Barack Obama, Binyamin Netanyahu
Barack Obama, Binyamin NetanyahuMarc Israel Sellem/POOL/Flash 90

The current diplomatic crisis between Israel and US President Barack Obama's administration is the most vicious and public yet among only a handful of crises that have marred the close, long-running relationship, says an expert on relations between the two nations.

Obama's frosty relationship with Prime Minister Binyamin Netanyahu hit new lows this month, with the White House criticizing remarks Netanyahu made on election day, in which he said a Palestinian state would not be founded if he was elected - which he quickly backtracked on, and warned foreign funded NGOs were busing Arab Israelis to vote en masse - which he apologized for.

The White House threatened in response to the issue of a Palestinian state that it may pull support for Israel at the UN, allowing such a state to be recognized. It likewise rejected Netanyahu's apology on the Arab voter issue; Netanyahu's warning noted that groups like V15 were busing in the voters to oust him, and the Senate has in fact launched a probe into Obama's alleged funding of the V15 campaign.

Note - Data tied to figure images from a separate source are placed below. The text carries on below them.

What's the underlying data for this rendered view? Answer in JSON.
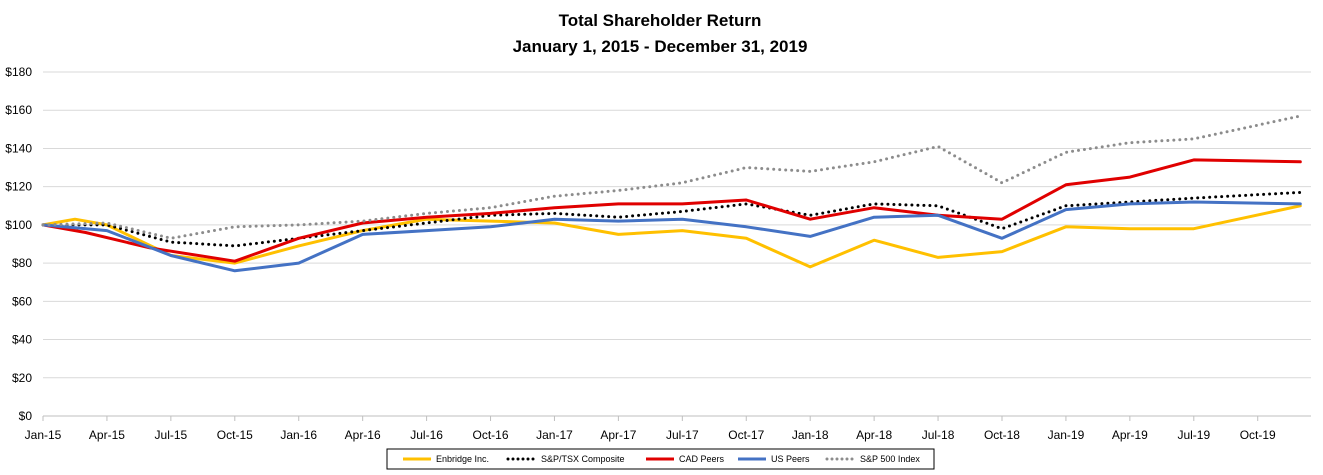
{
  "chart_data": {
    "type": "line",
    "title": "Total Shareholder Return",
    "subtitle": "January 1, 2015 - December 31, 2019",
    "xlabel": "",
    "ylabel": "",
    "ylim": [
      0,
      180
    ],
    "y_ticks": [
      0,
      20,
      40,
      60,
      80,
      100,
      120,
      140,
      160,
      180
    ],
    "y_tick_labels": [
      "$0",
      "$20",
      "$40",
      "$60",
      "$80",
      "$100",
      "$120",
      "$140",
      "$160",
      "$180"
    ],
    "x_tick_labels": [
      "Jan-15",
      "Apr-15",
      "Jul-15",
      "Oct-15",
      "Jan-16",
      "Apr-16",
      "Jul-16",
      "Oct-16",
      "Jan-17",
      "Apr-17",
      "Jul-17",
      "Oct-17",
      "Jan-18",
      "Apr-18",
      "Jul-18",
      "Oct-18",
      "Jan-19",
      "Apr-19",
      "Jul-19",
      "Oct-19"
    ],
    "x_range_months": [
      0,
      59.5
    ],
    "grid": true,
    "legend_position": "bottom",
    "series": [
      {
        "name": "Enbridge Inc.",
        "color": "#FFC000",
        "style": "solid",
        "points": [
          [
            0,
            100
          ],
          [
            1.5,
            103
          ],
          [
            3,
            100
          ],
          [
            6,
            84
          ],
          [
            9,
            80
          ],
          [
            12,
            89
          ],
          [
            15,
            97
          ],
          [
            18,
            103
          ],
          [
            21,
            102
          ],
          [
            24,
            101
          ],
          [
            27,
            95
          ],
          [
            30,
            97
          ],
          [
            33,
            93
          ],
          [
            36,
            78
          ],
          [
            39,
            92
          ],
          [
            42,
            83
          ],
          [
            45,
            86
          ],
          [
            48,
            99
          ],
          [
            51,
            98
          ],
          [
            54,
            98
          ],
          [
            59,
            110
          ]
        ]
      },
      {
        "name": "S&P/TSX Composite",
        "color": "#000000",
        "style": "dotted",
        "points": [
          [
            0,
            100
          ],
          [
            3,
            100
          ],
          [
            6,
            91
          ],
          [
            9,
            89
          ],
          [
            12,
            93
          ],
          [
            15,
            97
          ],
          [
            18,
            101
          ],
          [
            21,
            105
          ],
          [
            24,
            106
          ],
          [
            27,
            104
          ],
          [
            30,
            107
          ],
          [
            33,
            111
          ],
          [
            36,
            105
          ],
          [
            39,
            111
          ],
          [
            42,
            110
          ],
          [
            45,
            98
          ],
          [
            48,
            110
          ],
          [
            51,
            112
          ],
          [
            54,
            114
          ],
          [
            59,
            117
          ]
        ]
      },
      {
        "name": "CAD Peers",
        "color": "#E00000",
        "style": "solid",
        "points": [
          [
            0,
            100
          ],
          [
            2,
            96
          ],
          [
            5,
            88
          ],
          [
            9,
            81
          ],
          [
            12,
            93
          ],
          [
            15,
            101
          ],
          [
            18,
            104
          ],
          [
            21,
            106
          ],
          [
            24,
            109
          ],
          [
            27,
            111
          ],
          [
            30,
            111
          ],
          [
            33,
            113
          ],
          [
            36,
            103
          ],
          [
            39,
            109
          ],
          [
            42,
            105
          ],
          [
            45,
            103
          ],
          [
            48,
            121
          ],
          [
            51,
            125
          ],
          [
            54,
            134
          ],
          [
            59,
            133
          ]
        ]
      },
      {
        "name": "US Peers",
        "color": "#4472C4",
        "style": "solid",
        "points": [
          [
            0,
            100
          ],
          [
            3,
            97
          ],
          [
            6,
            84
          ],
          [
            9,
            76
          ],
          [
            12,
            80
          ],
          [
            15,
            95
          ],
          [
            18,
            97
          ],
          [
            21,
            99
          ],
          [
            24,
            103
          ],
          [
            27,
            102
          ],
          [
            30,
            103
          ],
          [
            33,
            99
          ],
          [
            36,
            94
          ],
          [
            39,
            104
          ],
          [
            42,
            105
          ],
          [
            45,
            93
          ],
          [
            48,
            108
          ],
          [
            51,
            111
          ],
          [
            54,
            112
          ],
          [
            59,
            111
          ]
        ]
      },
      {
        "name": "S&P 500 Index",
        "color": "#8C8C8C",
        "style": "dotted",
        "points": [
          [
            0,
            100
          ],
          [
            3,
            101
          ],
          [
            6,
            93
          ],
          [
            9,
            99
          ],
          [
            12,
            100
          ],
          [
            15,
            102
          ],
          [
            18,
            106
          ],
          [
            21,
            109
          ],
          [
            24,
            115
          ],
          [
            27,
            118
          ],
          [
            30,
            122
          ],
          [
            33,
            130
          ],
          [
            36,
            128
          ],
          [
            39,
            133
          ],
          [
            42,
            141
          ],
          [
            45,
            122
          ],
          [
            48,
            138
          ],
          [
            51,
            143
          ],
          [
            54,
            145
          ],
          [
            59,
            157
          ]
        ]
      }
    ]
  }
}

Yet another repercussion of the growing fallout - which started in earnest early this month when Netanyahu warned Congress about the Iran nuclear deal being formed despite Obama's opposition - was seen when the White House accused Israel of spying on the Iran talks; on Monday it bluntly said Israel's "occupation of Palestinian land" must end.

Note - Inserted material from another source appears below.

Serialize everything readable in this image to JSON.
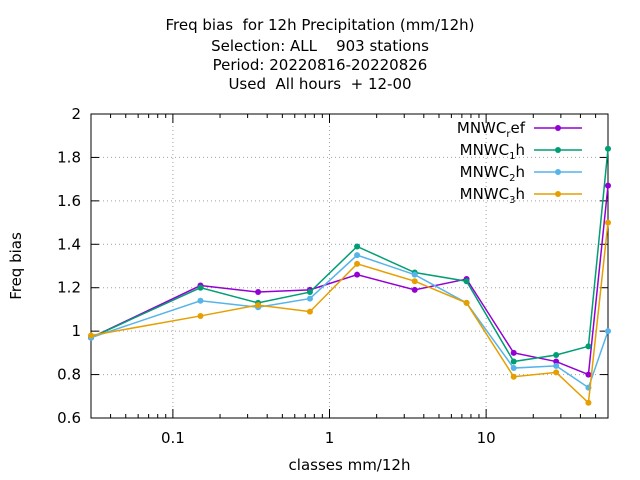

The bad blood between Obama and Netanyahu is "unprecedented," Israeli historian Jonathan Rynhold told AFP.

"The public nature of the mutual hostility is a new low. I don't think we've ever had as bad a relationship between a president and a prime minister, and of course that has policy consequences," he said.

Pulling military aid

Israeli and American relations have seen tension since the beginning of the state, as the US did not provide any military aid in Israel's first two wars for survival in 1948 and 1957, instead urging David Ben-Gurion not to declare the establishment of the renascent Jewish state.

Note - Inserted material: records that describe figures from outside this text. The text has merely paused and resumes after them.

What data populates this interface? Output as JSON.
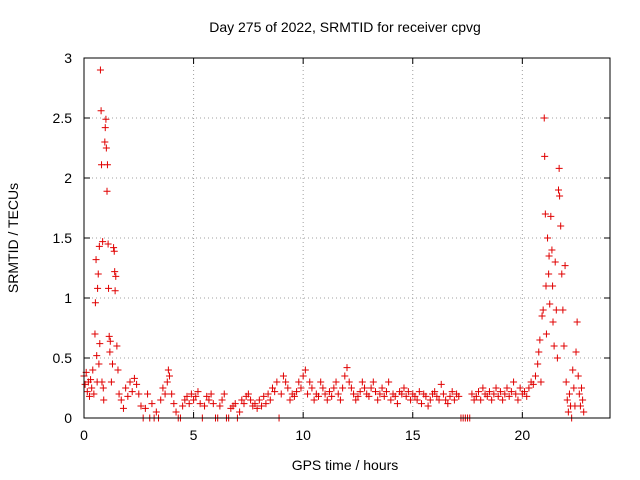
{
  "chart_data": {
    "type": "scatter",
    "title": "Day 275 of 2022, SRMTID for receiver cpvg",
    "xlabel": "GPS time / hours",
    "ylabel": "SRMTID / TECUs",
    "xlim": [
      0,
      24
    ],
    "ylim": [
      0,
      3
    ],
    "xticks": [
      "0",
      "5",
      "10",
      "15",
      "20"
    ],
    "xtick_values": [
      0,
      5,
      10,
      15,
      20
    ],
    "yticks": [
      "0",
      "0.5",
      "1",
      "1.5",
      "2",
      "2.5",
      "3"
    ],
    "ytick_values": [
      0,
      0.5,
      1,
      1.5,
      2,
      2.5,
      3
    ],
    "grid": true,
    "marker": "+",
    "color": "#e00000",
    "series": [
      {
        "name": "SRMTID",
        "points": [
          [
            0.0,
            0.35
          ],
          [
            0.05,
            0.28
          ],
          [
            0.1,
            0.38
          ],
          [
            0.15,
            0.22
          ],
          [
            0.2,
            0.3
          ],
          [
            0.25,
            0.18
          ],
          [
            0.3,
            0.32
          ],
          [
            0.35,
            0.25
          ],
          [
            0.4,
            0.4
          ],
          [
            0.45,
            0.2
          ],
          [
            0.5,
            0.7
          ],
          [
            0.52,
            0.96
          ],
          [
            0.55,
            1.32
          ],
          [
            0.58,
            0.52
          ],
          [
            0.6,
            0.3
          ],
          [
            0.62,
            1.08
          ],
          [
            0.65,
            1.2
          ],
          [
            0.68,
            0.45
          ],
          [
            0.7,
            1.43
          ],
          [
            0.72,
            0.62
          ],
          [
            0.75,
            2.9
          ],
          [
            0.78,
            2.56
          ],
          [
            0.8,
            2.11
          ],
          [
            0.82,
            0.3
          ],
          [
            0.85,
            1.47
          ],
          [
            0.88,
            0.25
          ],
          [
            0.9,
            0.15
          ],
          [
            0.95,
            2.3
          ],
          [
            0.97,
            2.42
          ],
          [
            1.0,
            2.49
          ],
          [
            1.02,
            2.25
          ],
          [
            1.05,
            1.89
          ],
          [
            1.07,
            2.11
          ],
          [
            1.1,
            1.45
          ],
          [
            1.12,
            1.08
          ],
          [
            1.15,
            0.68
          ],
          [
            1.18,
            0.55
          ],
          [
            1.2,
            0.64
          ],
          [
            1.25,
            0.3
          ],
          [
            1.3,
            0.45
          ],
          [
            1.35,
            1.42
          ],
          [
            1.38,
            1.39
          ],
          [
            1.4,
            1.22
          ],
          [
            1.42,
            1.06
          ],
          [
            1.45,
            1.18
          ],
          [
            1.5,
            0.6
          ],
          [
            1.55,
            0.4
          ],
          [
            1.6,
            0.2
          ],
          [
            1.7,
            0.15
          ],
          [
            1.8,
            0.08
          ],
          [
            1.9,
            0.25
          ],
          [
            2.0,
            0.18
          ],
          [
            2.1,
            0.3
          ],
          [
            2.2,
            0.22
          ],
          [
            2.3,
            0.33
          ],
          [
            2.4,
            0.28
          ],
          [
            2.5,
            0.2
          ],
          [
            2.6,
            0.1
          ],
          [
            2.7,
            0.0
          ],
          [
            2.8,
            0.08
          ],
          [
            2.9,
            0.2
          ],
          [
            3.0,
            0.0
          ],
          [
            3.1,
            0.12
          ],
          [
            3.2,
            0.0
          ],
          [
            3.3,
            0.05
          ],
          [
            3.4,
            0.0
          ],
          [
            3.5,
            0.15
          ],
          [
            3.6,
            0.25
          ],
          [
            3.7,
            0.2
          ],
          [
            3.8,
            0.3
          ],
          [
            3.85,
            0.4
          ],
          [
            3.9,
            0.35
          ],
          [
            4.0,
            0.2
          ],
          [
            4.1,
            0.12
          ],
          [
            4.2,
            0.05
          ],
          [
            4.3,
            0.0
          ],
          [
            4.4,
            0.0
          ],
          [
            4.5,
            0.1
          ],
          [
            4.6,
            0.15
          ],
          [
            4.7,
            0.18
          ],
          [
            4.8,
            0.12
          ],
          [
            4.9,
            0.2
          ],
          [
            5.0,
            0.15
          ],
          [
            5.1,
            0.18
          ],
          [
            5.2,
            0.22
          ],
          [
            5.3,
            0.12
          ],
          [
            5.4,
            0.0
          ],
          [
            5.5,
            0.1
          ],
          [
            5.6,
            0.18
          ],
          [
            5.7,
            0.15
          ],
          [
            5.8,
            0.2
          ],
          [
            5.9,
            0.12
          ],
          [
            6.0,
            0.0
          ],
          [
            6.1,
            0.0
          ],
          [
            6.2,
            0.1
          ],
          [
            6.3,
            0.15
          ],
          [
            6.4,
            0.2
          ],
          [
            6.5,
            0.0
          ],
          [
            6.6,
            0.0
          ],
          [
            6.7,
            0.08
          ],
          [
            6.8,
            0.1
          ],
          [
            6.9,
            0.12
          ],
          [
            7.0,
            0.0
          ],
          [
            7.1,
            0.05
          ],
          [
            7.2,
            0.15
          ],
          [
            7.3,
            0.12
          ],
          [
            7.4,
            0.18
          ],
          [
            7.5,
            0.2
          ],
          [
            7.6,
            0.15
          ],
          [
            7.7,
            0.1
          ],
          [
            7.8,
            0.12
          ],
          [
            7.9,
            0.08
          ],
          [
            8.0,
            0.15
          ],
          [
            8.1,
            0.1
          ],
          [
            8.2,
            0.18
          ],
          [
            8.3,
            0.12
          ],
          [
            8.4,
            0.2
          ],
          [
            8.5,
            0.15
          ],
          [
            8.6,
            0.25
          ],
          [
            8.7,
            0.22
          ],
          [
            8.8,
            0.3
          ],
          [
            8.9,
            0.0
          ],
          [
            9.0,
            0.2
          ],
          [
            9.1,
            0.35
          ],
          [
            9.2,
            0.3
          ],
          [
            9.3,
            0.25
          ],
          [
            9.4,
            0.15
          ],
          [
            9.5,
            0.2
          ],
          [
            9.6,
            0.18
          ],
          [
            9.7,
            0.22
          ],
          [
            9.8,
            0.3
          ],
          [
            9.9,
            0.25
          ],
          [
            10.0,
            0.35
          ],
          [
            10.1,
            0.4
          ],
          [
            10.2,
            0.2
          ],
          [
            10.3,
            0.3
          ],
          [
            10.4,
            0.25
          ],
          [
            10.5,
            0.15
          ],
          [
            10.6,
            0.2
          ],
          [
            10.7,
            0.18
          ],
          [
            10.8,
            0.3
          ],
          [
            10.9,
            0.25
          ],
          [
            11.0,
            0.2
          ],
          [
            11.1,
            0.15
          ],
          [
            11.2,
            0.22
          ],
          [
            11.3,
            0.18
          ],
          [
            11.4,
            0.25
          ],
          [
            11.5,
            0.3
          ],
          [
            11.6,
            0.2
          ],
          [
            11.7,
            0.15
          ],
          [
            11.8,
            0.25
          ],
          [
            11.9,
            0.35
          ],
          [
            12.0,
            0.42
          ],
          [
            12.1,
            0.3
          ],
          [
            12.2,
            0.25
          ],
          [
            12.3,
            0.2
          ],
          [
            12.4,
            0.15
          ],
          [
            12.5,
            0.18
          ],
          [
            12.6,
            0.22
          ],
          [
            12.7,
            0.3
          ],
          [
            12.8,
            0.25
          ],
          [
            12.9,
            0.2
          ],
          [
            13.0,
            0.18
          ],
          [
            13.1,
            0.25
          ],
          [
            13.2,
            0.3
          ],
          [
            13.3,
            0.22
          ],
          [
            13.4,
            0.15
          ],
          [
            13.5,
            0.2
          ],
          [
            13.6,
            0.25
          ],
          [
            13.7,
            0.18
          ],
          [
            13.8,
            0.22
          ],
          [
            13.9,
            0.3
          ],
          [
            14.0,
            0.15
          ],
          [
            14.1,
            0.2
          ],
          [
            14.2,
            0.18
          ],
          [
            14.3,
            0.12
          ],
          [
            14.4,
            0.22
          ],
          [
            14.5,
            0.2
          ],
          [
            14.6,
            0.25
          ],
          [
            14.7,
            0.18
          ],
          [
            14.8,
            0.22
          ],
          [
            14.9,
            0.15
          ],
          [
            15.0,
            0.2
          ],
          [
            15.1,
            0.18
          ],
          [
            15.2,
            0.15
          ],
          [
            15.3,
            0.22
          ],
          [
            15.4,
            0.12
          ],
          [
            15.5,
            0.2
          ],
          [
            15.6,
            0.18
          ],
          [
            15.7,
            0.1
          ],
          [
            15.8,
            0.15
          ],
          [
            15.9,
            0.2
          ],
          [
            16.0,
            0.22
          ],
          [
            16.1,
            0.18
          ],
          [
            16.2,
            0.15
          ],
          [
            16.3,
            0.28
          ],
          [
            16.4,
            0.2
          ],
          [
            16.5,
            0.15
          ],
          [
            16.6,
            0.12
          ],
          [
            16.7,
            0.18
          ],
          [
            16.8,
            0.22
          ],
          [
            16.9,
            0.15
          ],
          [
            17.0,
            0.2
          ],
          [
            17.1,
            0.18
          ],
          [
            17.2,
            0.0
          ],
          [
            17.3,
            0.0
          ],
          [
            17.4,
            0.0
          ],
          [
            17.5,
            0.0
          ],
          [
            17.6,
            0.0
          ],
          [
            17.7,
            0.2
          ],
          [
            17.8,
            0.15
          ],
          [
            17.9,
            0.18
          ],
          [
            18.0,
            0.22
          ],
          [
            18.1,
            0.15
          ],
          [
            18.2,
            0.25
          ],
          [
            18.3,
            0.2
          ],
          [
            18.4,
            0.18
          ],
          [
            18.5,
            0.22
          ],
          [
            18.6,
            0.15
          ],
          [
            18.7,
            0.2
          ],
          [
            18.8,
            0.25
          ],
          [
            18.9,
            0.18
          ],
          [
            19.0,
            0.22
          ],
          [
            19.1,
            0.15
          ],
          [
            19.2,
            0.2
          ],
          [
            19.3,
            0.25
          ],
          [
            19.4,
            0.18
          ],
          [
            19.5,
            0.22
          ],
          [
            19.6,
            0.3
          ],
          [
            19.7,
            0.2
          ],
          [
            19.8,
            0.15
          ],
          [
            19.9,
            0.25
          ],
          [
            20.0,
            0.2
          ],
          [
            20.1,
            0.22
          ],
          [
            20.2,
            0.18
          ],
          [
            20.3,
            0.25
          ],
          [
            20.4,
            0.3
          ],
          [
            20.5,
            0.28
          ],
          [
            20.6,
            0.35
          ],
          [
            20.7,
            0.45
          ],
          [
            20.75,
            0.55
          ],
          [
            20.8,
            0.65
          ],
          [
            20.85,
            0.3
          ],
          [
            20.9,
            0.85
          ],
          [
            20.95,
            0.9
          ],
          [
            21.0,
            2.5
          ],
          [
            21.02,
            2.18
          ],
          [
            21.05,
            1.7
          ],
          [
            21.08,
            1.1
          ],
          [
            21.1,
            0.7
          ],
          [
            21.15,
            1.5
          ],
          [
            21.2,
            1.2
          ],
          [
            21.22,
            1.35
          ],
          [
            21.25,
            0.95
          ],
          [
            21.3,
            1.68
          ],
          [
            21.35,
            1.4
          ],
          [
            21.38,
            1.1
          ],
          [
            21.4,
            0.8
          ],
          [
            21.45,
            0.6
          ],
          [
            21.5,
            1.3
          ],
          [
            21.55,
            0.9
          ],
          [
            21.6,
            0.5
          ],
          [
            21.65,
            1.9
          ],
          [
            21.68,
            2.08
          ],
          [
            21.7,
            1.85
          ],
          [
            21.75,
            1.6
          ],
          [
            21.8,
            1.2
          ],
          [
            21.85,
            0.9
          ],
          [
            21.9,
            0.6
          ],
          [
            21.95,
            1.27
          ],
          [
            22.0,
            0.3
          ],
          [
            22.05,
            0.15
          ],
          [
            22.1,
            0.05
          ],
          [
            22.15,
            0.2
          ],
          [
            22.2,
            0.1
          ],
          [
            22.25,
            0.0
          ],
          [
            22.3,
            0.4
          ],
          [
            22.35,
            0.25
          ],
          [
            22.4,
            0.1
          ],
          [
            22.45,
            0.55
          ],
          [
            22.5,
            0.8
          ],
          [
            22.55,
            0.35
          ],
          [
            22.6,
            0.2
          ],
          [
            22.65,
            0.1
          ],
          [
            22.7,
            0.25
          ],
          [
            22.75,
            0.15
          ],
          [
            22.8,
            0.05
          ]
        ]
      }
    ]
  }
}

One of the most significant crises in diplomatic ties was seen in 1975, when Washington pressed Israel to withdraw from the Sinai Peninsula, which it had seized from attacking Egyptian forces during the 1967 Six Day War. The region was assessed to contain enough fuel resources to ensure all of Israel's economic needs by itself.

Israel refused to do so without a full peace deal with Egypt, prompting US president Gerald Ford to inform Prime Minister Yitzhak Rabin that Washington would conduct a "reassessment" of bilateral ties.

US arms shipments to Israel were halted during that reassessment - a significant step given that the US had become Israel's biggest provider of financial and military aid.

Israel eventually agreed to withdraw from Sinai, an agreement it formalized in a 1979 peace treaty with Egypt, after which US aid resumed.

Obama showed a similar willingness to pull military support during the war against Hamas terrorists in Gaza last summer; in the middle of the fighting, Obama blocked a routine shipment of Hellfire missiles and ordered future weapons transfers to be more stringently supervised.

Pollard and phone numbers

Another schism was formed in 1985, when the US arrested American intelligence analyst Jonathan Pollard, who passed classified US information on regional threats to Israel on to the Jewish state.

The incident caused a "major low" in the relationship, Rynhold said, and has since been a regular source of tension. Washington sentenced Pollard to life in prison, in what recently declassified documents indicate was a sentencing on false charges.

The unprecedented harsh punishment is not in keeping with spies for other allied countries - or even of enemy countries. In February an Iranian American spy was caught passing sensitive military information to Iran, and was anticipated to receive a mere five years.

Israel has pushed for Pollard's release - he currently is 60-years-old having spent half his life in a US jail, and suffers from a failing health condition. Despite this, Obama has refused to use his clemency powers to pardon Pollard, and just last July he was refused parole in a hearing.

Rynhold detailed another key clash between the US and Israel back in 1990.

In a shaky start to cooperation between George H W Bush's administration and Israeli premier Yitzhak Shamir, the US secretary of state very publicly rebuked Israel over conditions it was requiring in peace talks.

Bush's secretary of state James Baker directed the following remarks to Shamir at a meeting with the House Foreign Affairs Committee: "I have to tell you that everybody over there should know that the telephone number is 1-202-456-1414...when you're serious about peace, call us.''

And then on March 3 of this year, Netanyahu addressed Congress two weeks before Knesset elections at the invitation of Republican House of Representatives speaker John Boehner. 

Boehner said he did not ask for permission from the White House, rather informing it of the invitation later, out of fear that Obama's administration would interfere.

Obama and dozens of Democrats boycotted the speech, in which Netanyahu warned that the deal being formed with Iran ahead of a March 31 deadline threatens to leave it with nuclear breakout capabilities, by which it would be able to quickly churn out a nuclear arsenal at the time of its choosing and lead to a regional nuclear arms race.